Structural comparisons of ZnT3_neutral ‐ZnT3_acidic and ZnT3_neutral ‐ZnT4_DM . (A, B) Superimposition of the TMD structure of ZnT3_neutral (inward‐facing, Zn²⁺‐bound) and ZnT3_acidic (inward‐facing, Zn²⁺‐unbound) aligned in TM3 and TM6, viewed from the lumen (A, left), cytosol (A, right), and side (B). ZnT3_neutral is colored gray, and ZnT3_acidic colored from blue to yellow (N to C terminus). (C, D) Superimposition of the TMD structure of ZnT3_neutral (inward‐facing, Zn²⁺‐bound) and ZnT4_DM (outward‐facing, Zn²⁺‐unbound) aligned in TM3 and TM6, viewed from the lumen (C, left), cytosol (C, right), and side (D). ZnT3_neutral is colored gray, and ZnT4_DM colored from blue to yellow (N to C terminus).

Fig. 5

Structure of human ZnT4. (A) Overall structure of the human ZnT4_DM dimer. Cryo‐EM map (left), cartoon model (middle), and cartoon models viewed from the luminal (top right) and cytosolic sides (bottom right) are shown.

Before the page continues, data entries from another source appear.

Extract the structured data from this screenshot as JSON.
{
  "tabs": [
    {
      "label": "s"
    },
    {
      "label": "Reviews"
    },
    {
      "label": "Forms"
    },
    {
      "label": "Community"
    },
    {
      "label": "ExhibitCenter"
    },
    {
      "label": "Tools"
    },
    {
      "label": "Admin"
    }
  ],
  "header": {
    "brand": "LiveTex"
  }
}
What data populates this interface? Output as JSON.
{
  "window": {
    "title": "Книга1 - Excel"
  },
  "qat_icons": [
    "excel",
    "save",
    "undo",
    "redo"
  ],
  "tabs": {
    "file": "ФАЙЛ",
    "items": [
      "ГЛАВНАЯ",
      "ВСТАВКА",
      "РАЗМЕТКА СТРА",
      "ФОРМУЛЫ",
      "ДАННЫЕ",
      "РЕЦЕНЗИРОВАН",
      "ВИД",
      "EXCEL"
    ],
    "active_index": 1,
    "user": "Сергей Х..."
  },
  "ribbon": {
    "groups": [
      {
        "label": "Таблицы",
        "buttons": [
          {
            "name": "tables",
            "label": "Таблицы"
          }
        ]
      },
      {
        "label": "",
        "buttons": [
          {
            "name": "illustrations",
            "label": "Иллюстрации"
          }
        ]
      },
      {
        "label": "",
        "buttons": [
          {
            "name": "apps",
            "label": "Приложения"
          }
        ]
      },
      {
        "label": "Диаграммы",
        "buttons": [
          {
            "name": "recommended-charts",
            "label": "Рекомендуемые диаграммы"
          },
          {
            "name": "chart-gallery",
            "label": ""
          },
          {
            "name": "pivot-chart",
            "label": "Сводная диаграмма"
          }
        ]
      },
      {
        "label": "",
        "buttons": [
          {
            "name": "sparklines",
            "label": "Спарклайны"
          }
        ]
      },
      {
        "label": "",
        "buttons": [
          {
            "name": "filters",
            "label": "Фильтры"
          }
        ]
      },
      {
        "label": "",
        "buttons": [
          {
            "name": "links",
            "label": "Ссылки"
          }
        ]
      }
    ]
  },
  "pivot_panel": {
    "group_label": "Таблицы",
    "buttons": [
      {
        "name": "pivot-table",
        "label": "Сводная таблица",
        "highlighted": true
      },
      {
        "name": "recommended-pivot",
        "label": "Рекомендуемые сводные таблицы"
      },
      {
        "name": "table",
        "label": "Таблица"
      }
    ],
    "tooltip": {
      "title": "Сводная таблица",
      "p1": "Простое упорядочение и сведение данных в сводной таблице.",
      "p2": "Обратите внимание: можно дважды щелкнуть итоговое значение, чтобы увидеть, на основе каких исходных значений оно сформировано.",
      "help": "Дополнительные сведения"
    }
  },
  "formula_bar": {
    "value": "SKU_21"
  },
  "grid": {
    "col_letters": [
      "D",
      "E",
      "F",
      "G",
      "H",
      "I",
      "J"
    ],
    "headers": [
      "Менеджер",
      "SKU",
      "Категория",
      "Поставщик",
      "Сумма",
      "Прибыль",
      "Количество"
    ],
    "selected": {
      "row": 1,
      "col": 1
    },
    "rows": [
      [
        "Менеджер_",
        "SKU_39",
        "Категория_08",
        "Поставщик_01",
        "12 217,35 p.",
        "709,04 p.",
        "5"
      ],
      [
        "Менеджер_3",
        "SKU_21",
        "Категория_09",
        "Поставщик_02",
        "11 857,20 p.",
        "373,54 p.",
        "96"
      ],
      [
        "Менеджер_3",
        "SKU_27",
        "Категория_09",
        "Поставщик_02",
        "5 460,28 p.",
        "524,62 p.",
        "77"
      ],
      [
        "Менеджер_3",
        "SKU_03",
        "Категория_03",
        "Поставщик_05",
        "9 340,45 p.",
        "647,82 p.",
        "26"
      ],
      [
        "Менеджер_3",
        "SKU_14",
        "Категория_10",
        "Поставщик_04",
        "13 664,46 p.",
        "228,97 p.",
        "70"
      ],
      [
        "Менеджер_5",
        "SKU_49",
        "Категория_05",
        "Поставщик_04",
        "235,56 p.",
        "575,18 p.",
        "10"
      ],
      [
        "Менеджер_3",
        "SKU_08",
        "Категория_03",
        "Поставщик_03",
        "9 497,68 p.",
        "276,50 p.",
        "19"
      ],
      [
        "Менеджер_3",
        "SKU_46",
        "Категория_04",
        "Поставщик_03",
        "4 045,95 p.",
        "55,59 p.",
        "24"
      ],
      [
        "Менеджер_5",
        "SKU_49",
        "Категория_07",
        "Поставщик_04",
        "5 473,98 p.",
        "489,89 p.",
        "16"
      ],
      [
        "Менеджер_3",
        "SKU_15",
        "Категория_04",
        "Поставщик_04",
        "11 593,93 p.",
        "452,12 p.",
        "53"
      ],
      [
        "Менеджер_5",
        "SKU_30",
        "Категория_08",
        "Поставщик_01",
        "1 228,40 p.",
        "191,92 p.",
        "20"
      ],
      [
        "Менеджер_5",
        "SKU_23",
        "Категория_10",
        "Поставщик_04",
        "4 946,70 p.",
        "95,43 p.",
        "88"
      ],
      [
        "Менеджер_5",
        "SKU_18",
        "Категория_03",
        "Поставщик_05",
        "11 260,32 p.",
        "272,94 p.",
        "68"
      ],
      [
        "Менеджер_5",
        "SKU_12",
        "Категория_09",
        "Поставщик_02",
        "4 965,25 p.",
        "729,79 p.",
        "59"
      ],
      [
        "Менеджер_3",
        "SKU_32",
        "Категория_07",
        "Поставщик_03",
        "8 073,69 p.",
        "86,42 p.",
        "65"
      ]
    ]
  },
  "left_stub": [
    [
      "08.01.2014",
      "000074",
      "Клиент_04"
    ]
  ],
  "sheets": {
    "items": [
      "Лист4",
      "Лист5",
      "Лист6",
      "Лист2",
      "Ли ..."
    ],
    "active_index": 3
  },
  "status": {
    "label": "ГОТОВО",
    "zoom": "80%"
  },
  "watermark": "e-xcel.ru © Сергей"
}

The two protomers (ZnT4_DM and ZnT4_DM*) are shown in pink and purple, respectively. (B) Protomer structure of ZnT4_DM. The ZnT4_DM dimer is shown with one protomer colored from blue to red (N to C terminus) and the other in a transparent gray. (C) Outward‐facing cavity in the transmembrane domain. The ZnT4_DM dimer is shown with one protomer as the surface and the other as a ribbon. (D) Zn²⁺‐binding sites, S_TM (left), as well as S_CD1 and S_CD2 (right), of ZnT4_DM. The overall structure of the dimer is shown in the middle.

Fig. 6

Model of the H⁺/Zn²⁺ antiport mechanism of ZnT3 and ZnT4. Schematic representation of the ZnT3 and ZnT4 transport cycle based on the structures of ZnT3_neutral (inward‐facing), ZnT3_acidic (inward‐facing), and ZnT4_DM (outward‐facing). Helices TM1 and TM2 are shown in blue, and TM4 and TM5 shown in green. Zn²⁺ and H⁺ are represented by the red and cyan spheres, respectively. In the inward‐facing state of ZnT3 or ZnT4, the TM4 and TM5 helices open toward the cytosolic side, and the key His residues of S_TM are exposed to the neutral pH environment of the cytosol, allowing the S_TM to coordinate Zn²⁺ (left). Cooperative structural rearrangements, with TM4 and TM5 sealing the intracellular side and TM1 and TM2 opening the luminal side, enable a structural transition from inward‐facing to outward‐facing states (middle). In the outward‐facing state, the His residues of the S_TM become protonated upon exposure to the acidic pH environment of the lumen, thereby releasing Zn²⁺. Following the transition back to the inward‐facing conformation, the His residues release protons upon exposure to a neutral pH environment, thereby completing the transport cycle (right).